Ablesbar ist das unter anderem an der deutschen Ostexpansion. Vergleiche dazu die Karte über den "deutschen Drang" nach Osten.

 

 

 

Hitlerdeutschland hatte im Zweiten Weltkrieg dieselben Gegner wie das Kaiserreich im Ersten Weltkrieg. Hitler stand vor denselben Aufgaben und Zielen wie Kaiser Wilhelm und Bismarck, nämlich Expansions-räume für deutsches Kapital zu schaffen und die Arbeiterbewegung niederzuschlagen. Hitler hatte in "Mein Kampf" geschrieben: "Stets, wenn in Deutschland ein Aufschwung machtpolitischer Art stattfand, begann sich auch die Wirtschaft zu heben;" (Hitler, Mein Kampf, 1925: 167).

 

Dass dieser "machtpolitische Aufschwung" zur Hebung der deutschen Wirtschaft nur durch Krieg nach Außen und Terror nach Innen zu machen war, darüber ließ Hitler nie einen Zweifel. Über die Zeit vor der Ersten Weltkrieg schrieb er: "Der Glaube der Vorkriegszeit, durch Handels- und Kolonialpolitik auf friedlichem Wege die Welt dem deutschen Volke (d.h. dem deutschen Kapital, w.b.) erschließen oder gar erobern zu können, war ein klassisches Zeichen für den Verlust der wirklichen staatsbildenden und staatserhaltenden Tugen-den..." (Hitler, Mein Kampf, 1925: 168).

 

Am ersten Weltkrieg kritisierte Hitler, dass Deutschland zu spät losgeschlagen habe: "Die Schuld der deutschen Regierung war dabei, dass sie, um den Frieden nur ja zu erhalten, die günstigen Stunden des Losschlagens immer versäumte..." (Hitler, Mein Kampf, 1925: 176). "Man stelle sich aber vor, dass eine kluge deutsche Außenpolitik die Rolle Japans im Jahre 1904 übernommen hätte (als Japan Russland überfiel und Korea und die Mandschurei als Siegprämie erhielt, w.b.), und man kann kaum ermessen, welche Folgen dies für Deutschland gehabt haben würde. Es wäre niemals zu einem 'Weltkriege' gekommen. Das Blut im Jahre 1904 hätte das Zehnfache der Jahre 1914 bis 1918 erspart. Welche Stellung aber würde Deutschland heute in der Welt einnehmen!" (Hitler, Mein Kampf, 1925: 155).

 

Die innen- und sozialpolitischen Gegner der Nazis waren nicht nur Juden, sondern auch "Marxisten" und die Arbeiterbewegung.

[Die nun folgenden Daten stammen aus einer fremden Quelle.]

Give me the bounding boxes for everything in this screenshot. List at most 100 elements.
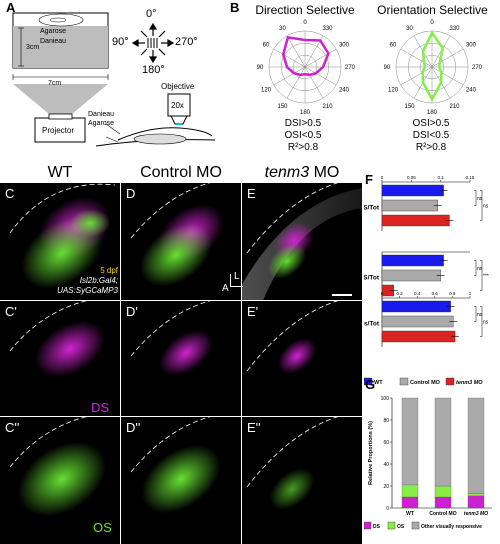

"Indem ich alle diese Fragen, bedingt durch meine Stellungnahme zur deutschen Bündnispolitik und Wirtschaftspolitik des Reiches 1912 bis 1914 zahllose Male an mir vorüberziehen ließ, blieb als des Rätsels Lösung (für die Schwäche Deutschlands, w.b.) immer mehr jene Macht übrig, die ich schon vordem in Wien ... kennen gelernt hatte: die marxistische Lehre und Weltanschauung sowie ihre organisatorische Auswirkung. ... Zum ersten Male aber wendete ich nun meine Aufmerksamkeit auch den Versuchen zu, dieser Weltpest Herr zu werden. Ich studierte die Bismarcksche Ausnahmegesetzgebung in Absicht, Kampf und Erfolg. ... Ich haderte im stillen und in den kleinen Kreisen meiner Bekannten mit der deutschen Außenpolitik ebenso wie mit der, wie mir schien, unglaublich leichtfertigen Art, in der man das wichtigste Problem, das es überhaupt für Deutschland damals gab, den Marxismus, behandelte. ... In den Jahren 1913 und 1914 habe ich denn auch zum ersten Male in verschiedenen Kreisen, die heute zum Teil treu zur nationalsozialistischen Bewegung stehen, die Überzeugung ausgesprochen, dass die Frage der Zukunft der deutschen Nation die Frage der Vernichtung des Marxismus ist." (Hitler, Mein Kampf, 1925: 169ff).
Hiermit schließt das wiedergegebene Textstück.